Salah Salah attended that ceremony, according to the release. He delivered remarks in Arabic at the event last weekend.
Last week’s conference, which appeared to be covered by local press, was part of Abdulhadi’s series called “Teaching Palestine,” a model meant to introduce Palestinian history into universities. “Teaching Palestine” highlights the “Palestinian resistance movement and its Arab, international and Third World allies,” Abdulhadi said. Last year Abdulhadi, who co-founded the Islamophobia Studies Journal and holds a Ph.D. from Yale, hosted a forum on the same date, also featuring Al-Arian, called “Whose Narrative? 20 years since 9/11/2001.”
“The present historical political moment demands the production of a critical, contextualized and historical analysis of the systemic Zionist colonial project,” Abdulhadi said in introductory remarks on Sept. 10, “that aims at erasing Palestine not only from the geographic map but ... all traces of Palestinian indigeneity.”

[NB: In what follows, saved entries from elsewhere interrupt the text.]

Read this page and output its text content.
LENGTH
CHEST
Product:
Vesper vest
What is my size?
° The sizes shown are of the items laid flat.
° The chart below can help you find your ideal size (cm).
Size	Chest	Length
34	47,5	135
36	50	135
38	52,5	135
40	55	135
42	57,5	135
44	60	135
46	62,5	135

Despite its U.S. designation as a terror group, the PFLP is held in high esteem in some segments of the pro-Palestinian movement. The veneration of PFLP leaders has caused controversy in the Bay Area before. Two years ago, Jewish and pro-Israel students at Berkeley complained after the on-campus Palestinian advocacy group Bears for Palestine posted a flyer in a student lounge celebrating Khaled. The poster showed her holding an AK-47 and described her admiringly as the “first Palestinian woman to hijack a plane.”
Abdulhadi has featured Khaled at events, including one on “female resistance,” in the “Teaching Palestine” series.